Até hoje, após investigação por três órgãos e julgamentos em duas instâncias, ninguém foi preso pelo acidente. No mês passado, os três réus no processo foram absolvidos pela justiça: o diretor de segurança de voo da TAM na época, Marco Aurélio dos Santos de Miranda e Castro, o então vice-presidente de Operações da companhia, Alberto Fajerman, e a então diretora da Agência Nacional de Aviação Civil (Anac), Denise Maria Ayres Abreu. Todos eram acusados de atentado doloso contra a segurança no transporte aéreo, com pena prevista de 24 anos de prisão. Segundo o Tribunal Regional Federal da 3ª Região (TRF3), não há provas de que alguma ação direta de algum dos três contribuiu para o desastre.
De acordo com o comandante Milian Heymann, especialista em segurança aérea, pelo menos três incidentes parecidos com esse do Airbus A320 da TAM ocorreram em Congonhas, sem, no entanto, resultar em vítimas. Por sorte. Ele acredita que a conclusão das autoridades de que os pilotos estariam entre os maiores culpados pelo ocorrido é equivocada. Heymann explica que o tamanho inadequado da pista para aeronaves desse porte, a falta de grooving (ranhuras) no local, o excesso de peso do avião na ocasião e a insistência da companhia aérea para que o pouso fosse realizado em Congonhas são fatores decisivos para o acidente.
"Esse é um avião que nunca deveria estar operando ali. Aquele aeroporto deveria ter extremas restrições, para a operação apenas de pequenos turbo-hélices. No máximo, até 60 ou 80 lugares. Mas a ganância desses empresários e a cegueira desses órgãos reguladores e investigadores é que são os culpados desses acidentes", afirmou o especialista em entrevista à Sputnik. "O próprio Cenipa [Centro de Investigação e Prevenção de Acidentes Aeronáuticos] listou 83 recomendações, modificações que deveriam ser feitas, para evitar que futuros acidentes como esse voltassem a ocorrer.

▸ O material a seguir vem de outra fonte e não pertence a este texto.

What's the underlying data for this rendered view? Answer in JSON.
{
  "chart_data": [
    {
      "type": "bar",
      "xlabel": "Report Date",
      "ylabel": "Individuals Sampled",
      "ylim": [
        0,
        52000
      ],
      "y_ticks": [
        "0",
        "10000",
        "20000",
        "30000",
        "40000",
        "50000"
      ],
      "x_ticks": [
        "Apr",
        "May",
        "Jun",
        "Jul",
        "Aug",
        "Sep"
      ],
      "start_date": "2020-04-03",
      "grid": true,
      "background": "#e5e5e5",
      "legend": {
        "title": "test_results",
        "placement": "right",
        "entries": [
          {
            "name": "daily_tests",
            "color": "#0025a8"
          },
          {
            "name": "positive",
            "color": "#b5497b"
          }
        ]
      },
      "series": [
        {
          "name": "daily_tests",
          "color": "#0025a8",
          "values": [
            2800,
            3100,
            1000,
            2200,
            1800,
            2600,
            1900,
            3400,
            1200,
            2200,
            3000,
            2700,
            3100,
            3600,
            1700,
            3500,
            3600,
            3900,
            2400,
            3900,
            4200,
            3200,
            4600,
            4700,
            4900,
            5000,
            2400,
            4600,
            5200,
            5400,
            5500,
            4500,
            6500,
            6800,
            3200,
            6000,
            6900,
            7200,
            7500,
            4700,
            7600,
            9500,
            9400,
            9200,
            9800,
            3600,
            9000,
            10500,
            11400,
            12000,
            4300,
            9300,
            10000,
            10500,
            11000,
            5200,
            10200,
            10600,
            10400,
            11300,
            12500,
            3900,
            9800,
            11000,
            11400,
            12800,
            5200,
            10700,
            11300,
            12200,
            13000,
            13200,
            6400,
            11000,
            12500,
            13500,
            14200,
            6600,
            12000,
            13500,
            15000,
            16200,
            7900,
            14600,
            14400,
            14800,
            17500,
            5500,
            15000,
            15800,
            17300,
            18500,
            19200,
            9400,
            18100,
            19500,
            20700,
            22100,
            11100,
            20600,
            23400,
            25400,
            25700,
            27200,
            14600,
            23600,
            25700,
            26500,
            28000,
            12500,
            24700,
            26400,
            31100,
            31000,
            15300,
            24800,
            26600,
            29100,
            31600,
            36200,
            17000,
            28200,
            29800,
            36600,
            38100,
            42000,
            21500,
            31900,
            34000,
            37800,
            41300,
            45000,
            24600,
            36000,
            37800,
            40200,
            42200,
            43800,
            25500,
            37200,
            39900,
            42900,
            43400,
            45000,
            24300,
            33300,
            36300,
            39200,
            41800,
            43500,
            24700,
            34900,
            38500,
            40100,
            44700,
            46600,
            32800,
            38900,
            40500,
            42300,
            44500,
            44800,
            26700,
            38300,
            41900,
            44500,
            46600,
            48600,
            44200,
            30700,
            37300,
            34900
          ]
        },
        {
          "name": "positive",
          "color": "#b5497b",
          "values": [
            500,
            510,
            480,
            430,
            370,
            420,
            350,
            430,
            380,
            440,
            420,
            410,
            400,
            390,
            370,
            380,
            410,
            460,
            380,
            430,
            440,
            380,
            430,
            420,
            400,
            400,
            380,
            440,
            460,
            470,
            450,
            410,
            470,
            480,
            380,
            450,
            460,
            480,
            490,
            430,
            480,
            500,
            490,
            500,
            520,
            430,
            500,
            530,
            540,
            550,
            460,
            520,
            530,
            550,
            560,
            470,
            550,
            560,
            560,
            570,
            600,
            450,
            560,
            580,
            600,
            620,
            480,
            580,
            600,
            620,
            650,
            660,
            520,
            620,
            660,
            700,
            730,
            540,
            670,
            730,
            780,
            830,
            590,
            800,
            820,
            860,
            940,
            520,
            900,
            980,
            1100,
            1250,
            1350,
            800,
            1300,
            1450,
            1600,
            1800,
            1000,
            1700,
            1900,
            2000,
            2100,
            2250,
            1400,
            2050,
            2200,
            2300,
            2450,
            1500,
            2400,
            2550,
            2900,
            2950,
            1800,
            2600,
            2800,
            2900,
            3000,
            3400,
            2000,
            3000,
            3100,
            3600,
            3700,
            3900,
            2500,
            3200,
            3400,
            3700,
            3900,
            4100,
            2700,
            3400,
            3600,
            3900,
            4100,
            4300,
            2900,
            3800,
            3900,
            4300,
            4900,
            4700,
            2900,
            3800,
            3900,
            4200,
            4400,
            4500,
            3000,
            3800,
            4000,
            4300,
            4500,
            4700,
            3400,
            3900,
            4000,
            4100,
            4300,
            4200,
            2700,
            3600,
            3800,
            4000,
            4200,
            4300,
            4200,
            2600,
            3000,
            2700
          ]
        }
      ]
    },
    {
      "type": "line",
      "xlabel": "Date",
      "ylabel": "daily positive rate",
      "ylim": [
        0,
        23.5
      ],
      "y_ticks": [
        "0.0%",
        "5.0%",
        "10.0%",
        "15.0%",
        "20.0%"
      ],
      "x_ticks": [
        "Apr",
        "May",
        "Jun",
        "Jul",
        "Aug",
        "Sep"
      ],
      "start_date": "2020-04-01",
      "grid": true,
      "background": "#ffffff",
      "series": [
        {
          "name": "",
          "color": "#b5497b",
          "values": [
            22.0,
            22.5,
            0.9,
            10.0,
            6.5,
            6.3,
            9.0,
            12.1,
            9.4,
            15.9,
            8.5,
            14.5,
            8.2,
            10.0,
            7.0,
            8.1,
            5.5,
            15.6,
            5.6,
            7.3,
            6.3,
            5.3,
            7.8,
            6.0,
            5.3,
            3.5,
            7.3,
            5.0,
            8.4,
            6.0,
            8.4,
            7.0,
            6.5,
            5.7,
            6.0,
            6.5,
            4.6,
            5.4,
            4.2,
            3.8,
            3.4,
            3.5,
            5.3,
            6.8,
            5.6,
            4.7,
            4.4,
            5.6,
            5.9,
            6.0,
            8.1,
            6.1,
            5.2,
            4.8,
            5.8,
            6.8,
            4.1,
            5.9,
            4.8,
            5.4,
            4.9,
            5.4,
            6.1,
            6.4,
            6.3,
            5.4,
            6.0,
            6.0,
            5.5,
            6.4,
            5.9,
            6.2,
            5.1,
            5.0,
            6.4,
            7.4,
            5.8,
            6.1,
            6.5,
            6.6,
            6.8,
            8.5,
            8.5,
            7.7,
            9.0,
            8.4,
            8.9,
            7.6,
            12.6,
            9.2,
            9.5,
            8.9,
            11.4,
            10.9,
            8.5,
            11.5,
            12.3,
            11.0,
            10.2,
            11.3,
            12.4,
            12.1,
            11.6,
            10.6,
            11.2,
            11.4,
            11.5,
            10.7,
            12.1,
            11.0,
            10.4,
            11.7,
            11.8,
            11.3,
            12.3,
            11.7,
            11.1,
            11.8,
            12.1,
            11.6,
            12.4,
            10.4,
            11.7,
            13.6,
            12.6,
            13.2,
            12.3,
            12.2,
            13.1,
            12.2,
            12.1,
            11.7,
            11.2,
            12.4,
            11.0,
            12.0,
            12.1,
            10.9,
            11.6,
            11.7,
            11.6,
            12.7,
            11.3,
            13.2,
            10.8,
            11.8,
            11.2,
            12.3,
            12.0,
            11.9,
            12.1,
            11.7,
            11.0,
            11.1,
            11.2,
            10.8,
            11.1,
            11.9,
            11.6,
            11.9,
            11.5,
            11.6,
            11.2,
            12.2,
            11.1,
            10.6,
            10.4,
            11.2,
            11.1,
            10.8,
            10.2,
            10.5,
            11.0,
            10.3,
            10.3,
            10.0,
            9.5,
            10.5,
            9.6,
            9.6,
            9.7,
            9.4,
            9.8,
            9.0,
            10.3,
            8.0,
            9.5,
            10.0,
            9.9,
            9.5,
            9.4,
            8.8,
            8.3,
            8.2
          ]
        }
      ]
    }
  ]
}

E o que aconteceu? Nenhuma dessas recomendações foi o fator causador do acidente. O fator causador do acidente foi o piloto, que já tinha inclusive pousado em outros aeroportos nessa jornada de trabalho que terminou ali em Congonhas?", acrescentou.
Entre as vítimas do voo 3054 da TAM, em 2007, estava um grupo com 12 integrantes do movimento Tricô dos Precatórios do Rio Grande do Sul, que estava indo para a capital paulista naquele dia para participar de um evento na Federação das Indústrias do Estado de São Paulo (Fiesp). Neste décimo aniversário da tragédia, o Sindicado dos Servidores Públicos Aposentados e Pensionistas do Estado do Rio Grande do Sul (Sinapers), criador desse movimento, realizou um ato em Porto Alegre em homenagem às pessoas que perderam a vida naquele dia.

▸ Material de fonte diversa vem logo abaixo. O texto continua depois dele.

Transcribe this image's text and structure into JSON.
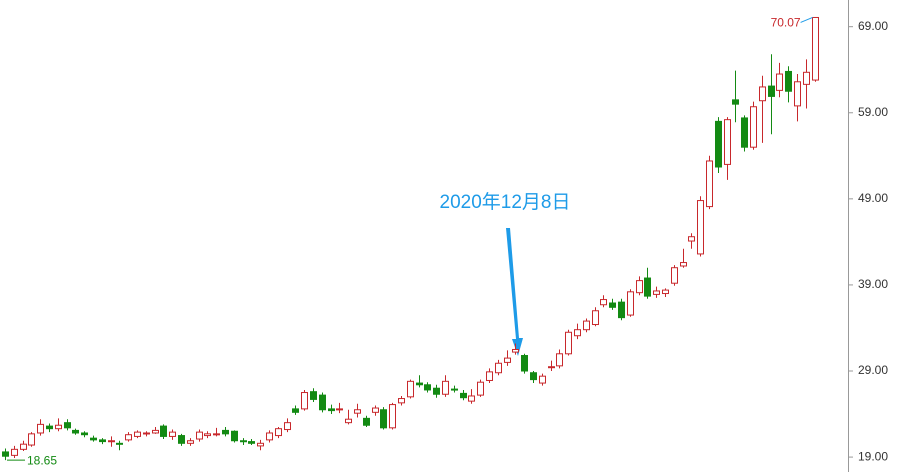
{
  "chart_data": {
    "type": "candlestick",
    "annotation": "2020年12月8日",
    "up_color": "#c8282c",
    "down_color": "#138a13",
    "annotation_color": "#1e9be8",
    "ylim": [
      17.5,
      72.1
    ],
    "yticks": [
      {
        "value": 19,
        "label": "19.00"
      },
      {
        "value": 29,
        "label": "29.00"
      },
      {
        "value": 39,
        "label": "39.00"
      },
      {
        "value": 49,
        "label": "49.00"
      },
      {
        "value": 59,
        "label": "59.00"
      },
      {
        "value": 69,
        "label": "69.00"
      }
    ],
    "open": [
      19.6,
      19.2,
      19.9,
      20.4,
      21.8,
      22.6,
      22.3,
      23.0,
      22.1,
      21.8,
      21.2,
      21.0,
      20.9,
      20.6,
      21.0,
      21.4,
      21.7,
      21.8,
      22.6,
      21.4,
      21.5,
      20.6,
      21.1,
      21.5,
      21.6,
      22.1,
      22.0,
      20.9,
      20.8,
      20.3,
      21.0,
      21.5,
      22.2,
      24.6,
      24.6,
      26.6,
      26.2,
      24.6,
      24.6,
      23.0,
      24.1,
      23.5,
      24.2,
      24.5,
      22.4,
      25.3,
      26.0,
      27.6,
      27.4,
      27.0,
      26.3,
      26.9,
      26.4,
      25.5,
      26.2,
      27.9,
      28.8,
      30.0,
      31.2,
      30.8,
      28.8,
      27.6,
      29.4,
      29.6,
      31.0,
      33.1,
      33.8,
      34.4,
      36.7,
      36.9,
      37.0,
      35.5,
      38.1,
      39.8,
      37.9,
      38.0,
      39.2,
      41.2,
      44.1,
      42.6,
      48.1,
      58.0,
      53.0,
      60.5,
      58.4,
      55.0,
      60.4,
      62.1,
      61.6,
      63.8,
      59.8,
      62.3,
      62.8
    ],
    "high": [
      20.0,
      20.3,
      20.9,
      21.9,
      23.4,
      22.9,
      23.5,
      23.4,
      22.3,
      22.0,
      21.5,
      21.2,
      21.4,
      20.9,
      21.9,
      22.1,
      22.0,
      22.5,
      22.8,
      22.2,
      21.7,
      21.2,
      22.2,
      22.0,
      22.4,
      22.5,
      22.1,
      21.2,
      21.1,
      21.0,
      22.1,
      22.5,
      23.5,
      25.0,
      26.8,
      27.0,
      26.5,
      25.1,
      25.3,
      24.5,
      25.2,
      23.8,
      25.0,
      24.8,
      25.3,
      26.1,
      28.0,
      28.5,
      27.7,
      27.4,
      28.5,
      27.3,
      26.8,
      26.9,
      28.0,
      29.3,
      30.3,
      31.4,
      32.2,
      31.0,
      29.0,
      28.7,
      30.2,
      31.5,
      33.8,
      34.5,
      35.1,
      36.4,
      37.8,
      37.4,
      37.4,
      38.5,
      40.0,
      41.0,
      38.8,
      38.6,
      41.3,
      43.2,
      45.0,
      49.3,
      54.0,
      58.5,
      58.5,
      63.9,
      58.7,
      60.3,
      63.3,
      65.8,
      64.8,
      64.4,
      63.5,
      65.2,
      70.07
    ],
    "low": [
      18.65,
      18.9,
      19.7,
      20.2,
      21.5,
      21.9,
      22.0,
      22.1,
      21.6,
      21.3,
      20.8,
      20.5,
      20.2,
      19.8,
      20.8,
      21.2,
      21.4,
      21.7,
      21.1,
      21.0,
      20.3,
      20.3,
      20.8,
      21.2,
      21.4,
      21.4,
      20.7,
      20.4,
      20.4,
      19.8,
      20.7,
      21.2,
      21.9,
      23.9,
      24.4,
      25.4,
      24.2,
      24.0,
      24.1,
      22.8,
      23.6,
      22.5,
      23.8,
      22.2,
      22.2,
      25.0,
      25.8,
      27.1,
      26.5,
      25.9,
      26.0,
      26.5,
      25.6,
      25.2,
      26.0,
      27.6,
      28.5,
      29.6,
      30.9,
      28.7,
      27.6,
      27.3,
      29.0,
      29.3,
      30.8,
      32.7,
      33.5,
      34.2,
      36.4,
      36.1,
      34.9,
      35.3,
      37.8,
      37.4,
      37.5,
      37.6,
      38.9,
      41.0,
      43.2,
      42.3,
      47.8,
      52.0,
      51.2,
      57.9,
      54.5,
      54.7,
      55.5,
      56.5,
      60.8,
      60.2,
      58.0,
      59.5,
      62.6
    ],
    "close": [
      19.1,
      19.9,
      20.5,
      21.7,
      22.8,
      22.3,
      22.7,
      22.4,
      21.8,
      21.6,
      21.0,
      20.8,
      20.9,
      20.5,
      21.6,
      21.9,
      21.8,
      22.1,
      21.4,
      21.9,
      20.6,
      20.9,
      21.9,
      21.7,
      21.7,
      21.7,
      20.9,
      20.8,
      20.6,
      20.6,
      21.8,
      22.3,
      23.0,
      24.2,
      26.5,
      25.7,
      24.5,
      24.4,
      24.6,
      23.4,
      24.5,
      22.7,
      24.7,
      22.4,
      25.1,
      25.8,
      27.8,
      27.4,
      26.8,
      26.3,
      27.8,
      26.8,
      25.9,
      26.1,
      27.7,
      28.9,
      29.9,
      30.5,
      31.5,
      29.0,
      28.0,
      28.4,
      29.5,
      31.0,
      33.5,
      33.8,
      34.8,
      36.0,
      37.3,
      36.4,
      35.2,
      38.2,
      39.5,
      37.7,
      38.3,
      38.4,
      41.0,
      41.6,
      44.6,
      48.8,
      53.4,
      52.7,
      58.2,
      60.0,
      55.0,
      59.7,
      62.0,
      60.9,
      63.5,
      61.5,
      62.6,
      63.7,
      70.07
    ]
  }
}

A atual presidente do Sinapers, Katia Terraciano, também ouvida hoje pela Sputnik, disse que a sensação de impunidade existente ainda dez anos depois do ocorrido é muito grande. Segundo ela, diante do "sucateamento das instituições brasileiras", só milagres podem explicar por que outros acidentes como esse não ocorreram. Katia, que, na época, era tesoureira do grupo, conta que o processo de reconstrução depois do desastre foi muito difícil. Mas os integrantes que continuaram tricotando seguem na luta pelo pagamento de precatórios, também atuando na área social. O movimento, que recebeu mantas de tricô de diversas partes do mundo após o acidente, começou a fazer doações para instituições de caridade.
"A dor é a mesma, como se tivesse acontecido ontem", afirmou a presidente do Sinapers. "Essa tragédia estraçalhou a vida das famílias, os projetos de vida. E, infelizmente, a gente ainda tem que ouvir e constatar que a justiça não está funcionando no país. Quando se coloca a culpa nos pilotos, é muito conveniente".
Na opinião do comandante Milian Heymann, ao se responsabilizar principalmente os pilotos pelo acidente, a culpa recai sobre quem não pode se defender ou pagar indenizações pelo ocorrido. Mas "os verdadeiros culpados todo mundo sabe" quem são:
"A empresa [TAM], a Infraero, a Anac. E o Cenipa está colaborando com a impunidade dos verdadeiros criminosos."